Le repère utile : un stock qui n'a pas bougé depuis trois mois ne bougera pas tout seul. Passé ce délai, le garder est une décision, pas une attente.
Six façons de le transformer en argent
Elles vont de la plus rentable à la moins douloureuse. Prenez-les dans l'ordre.
1. Le vendre avec autre chose. Un invendu associé à un produit qui part bien, à un prix d'ensemble légèrement inférieur à la somme des deux, se vend sans que personne n'ait l'impression d'acheter un rebut. C'est la méthode qui préserve le mieux la marge, parce que le client regarde le lot, pas la remise.
2. L'offrir à partir d'un montant. « Offert dès 25 000 F d'achat » transforme le stock mort en argument de panier moyen. Vous ne récupérez pas le prix d'achat, mais vous augmentez la commande — souvent de plus que ce que l'article vous a coûté. Le mécanisme est détaillé dans augmenter le panier moyen.
3. Le réserver à vos anciens clients. Une offre privée, annoncée comme telle, à ceux qui ont déjà acheté. Elle écoule le stock sans afficher publiquement une remise, ce qui est tout l'enjeu du point suivant.
4. Le vendre en gros. Aux revendeuses, à prix coûtant ou légèrement en dessous. Vous perdez la marge, vous récupérez la trésorerie, et vous ne cassez pas votre prix public. Le sujet est traité dans vendre en gros aux revendeuses.
5. La remise datée et bornée. Si vous devez remiser publiquement, alors une date de fin et une quantité annoncées. « -30 % jusqu'à samedi, dix pièces » est une opération. « -30 % » sans fin est un nouveau prix. La différence est traitée dans les promotions sans détruire sa marge.
6. Le donner. À un client fidèle, à une association, à quelqu'un qui en parlera. Un invendu donné coûte exactement ce qu'il coûtait déjà ; il rapporte parfois une recommandation. C'est la dernière option, et elle vaut mieux que le carton.
Ce qui abîme durablement une boutique
Une seule chose : la remise permanente et sans motif.
Quand un produit est en promotion depuis deux mois, les clients apprennent deux choses. La première est que votre prix affiché n'est pas votre prix. La seconde est qu'il faut attendre. Les deux sont vraies, et vous ne pourrez plus jamais vendre au tarif normal — pas seulement cet article : tous.

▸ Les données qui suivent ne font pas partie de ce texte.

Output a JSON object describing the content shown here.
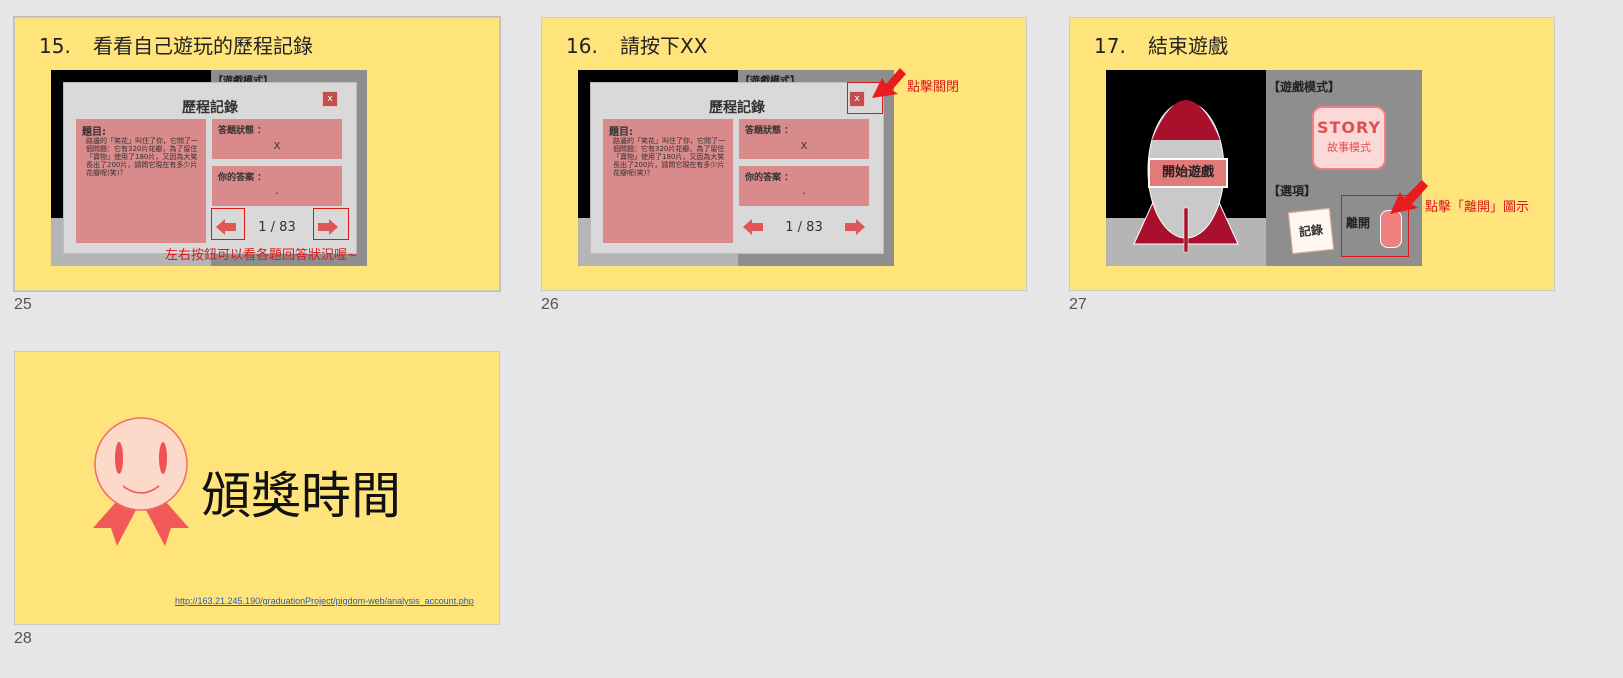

Le prix d'un produit est une information que le client mémorise. Le modifier souvent ne rend pas la boutique attractive, cela rend son prix illisible. Une boutique dont on ne sait plus ce que coûtent les choses est une boutique où l'on hésite.
Décider vite, avec un seul calcul
La décision se prend sur un chiffre : ce que l'article rapporte encore, comparé à ce que la même somme rapporterait ailleurs.

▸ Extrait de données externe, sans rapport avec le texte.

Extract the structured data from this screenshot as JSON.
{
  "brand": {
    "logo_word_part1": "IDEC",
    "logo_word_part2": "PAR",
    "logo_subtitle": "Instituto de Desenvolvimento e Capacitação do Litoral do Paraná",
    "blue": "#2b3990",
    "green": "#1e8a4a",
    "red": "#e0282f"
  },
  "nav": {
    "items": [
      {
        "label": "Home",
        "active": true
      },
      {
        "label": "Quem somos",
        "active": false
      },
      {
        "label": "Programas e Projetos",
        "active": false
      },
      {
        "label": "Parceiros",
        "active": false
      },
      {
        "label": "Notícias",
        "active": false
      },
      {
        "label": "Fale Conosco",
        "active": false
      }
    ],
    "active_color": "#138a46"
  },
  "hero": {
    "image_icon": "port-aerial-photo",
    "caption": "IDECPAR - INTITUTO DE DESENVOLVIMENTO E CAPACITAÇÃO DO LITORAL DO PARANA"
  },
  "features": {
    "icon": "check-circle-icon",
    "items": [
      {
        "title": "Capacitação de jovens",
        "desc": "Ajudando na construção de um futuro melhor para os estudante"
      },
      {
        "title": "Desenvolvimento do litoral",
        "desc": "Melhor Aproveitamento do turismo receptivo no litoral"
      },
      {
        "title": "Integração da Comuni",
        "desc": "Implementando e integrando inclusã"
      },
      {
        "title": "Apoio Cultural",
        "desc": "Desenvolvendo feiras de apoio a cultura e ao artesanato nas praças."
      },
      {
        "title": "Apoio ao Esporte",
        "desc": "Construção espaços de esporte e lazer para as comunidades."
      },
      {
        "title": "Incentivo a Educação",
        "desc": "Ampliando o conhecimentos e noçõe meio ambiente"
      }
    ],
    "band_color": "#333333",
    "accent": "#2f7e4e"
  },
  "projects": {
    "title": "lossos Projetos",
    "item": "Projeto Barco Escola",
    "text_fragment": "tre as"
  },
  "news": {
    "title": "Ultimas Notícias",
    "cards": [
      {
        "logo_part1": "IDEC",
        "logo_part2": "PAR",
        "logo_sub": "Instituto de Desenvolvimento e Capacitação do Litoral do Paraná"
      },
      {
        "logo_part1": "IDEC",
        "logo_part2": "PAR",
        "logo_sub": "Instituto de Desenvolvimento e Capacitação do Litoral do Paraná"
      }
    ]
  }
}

Un article acheté 5 000 F, invendu depuis six mois, cédé à 3 500 F, vous « fait perdre » 1 500 F sur le papier. Mais ces 3 500 F récupérés achètent un produit qui tourne — et qui, sur six mois, rapportera plus que 1 500 F. Le calcul est là, entier, et il est presque toujours en faveur de la cession.

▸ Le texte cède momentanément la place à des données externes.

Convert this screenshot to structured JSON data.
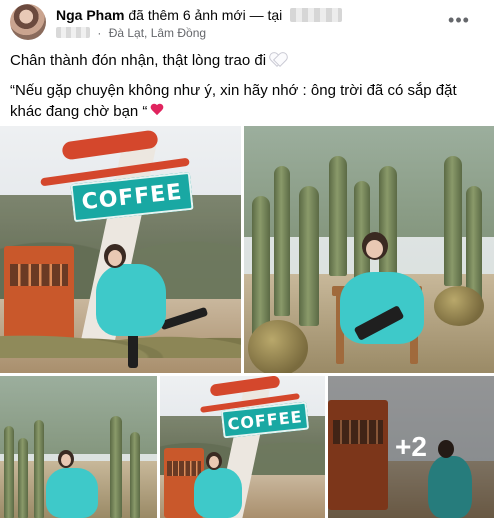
{
  "post": {
    "author": "Nga Pham",
    "action": "đã thêm 6 ảnh mới — tại",
    "location": "Đà Lạt, Lâm Đồng",
    "privacy_icon": "globe-icon",
    "more_icon": "more-options-icon",
    "line1": "Chân thành đón nhận, thật lòng trao đi",
    "line2": "“Nếu gặp chuyện không như ý, xin hãy nhớ : ông trời đã có sắp đặt khác đang chờ bạn “",
    "photos": {
      "sign_text_1": "COFFEE",
      "sign_text_2": "COFFEE",
      "more_count": "+2"
    }
  },
  "colors": {
    "text": "#050505",
    "meta": "#65676b",
    "teal": "#19a8a3",
    "heart_red": "#e0245e"
  }
}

Ce qui rend la décision difficile n'est pas économique : c'est qu'on n'aime pas acter une erreur d'achat. Le calculateur de marge réelle aide à trancher froidement, en montrant ce qui reste après tous les frais sur chaque option.
Éviter d'en reprendre
Les invendus ne sont pas un accident, ce sont une conséquence. Presque toujours, la même : avoir acheté en quantité un produit qu'on n'avait pas encore vendu une fois.
Le réflexe qui l'évite tient en une phrase — acheter petit, réassortir vite. Une quantité modeste coûte plus cher à l'unité et vous fait gagner beaucoup plus, parce qu'elle transforme une erreur d'appréciation en incident au lieu d'un carton. La gestion des seuils et des réassorts est détaillée dans gérer son stock et ses ruptures.
En une phrase
Un invendu ne redevient jamais un bon achat. Le seul choix qui reste est de savoir combien vous en récupérez, et à quelle vitesse — et presque tout vaut mieux que de le regarder dormir.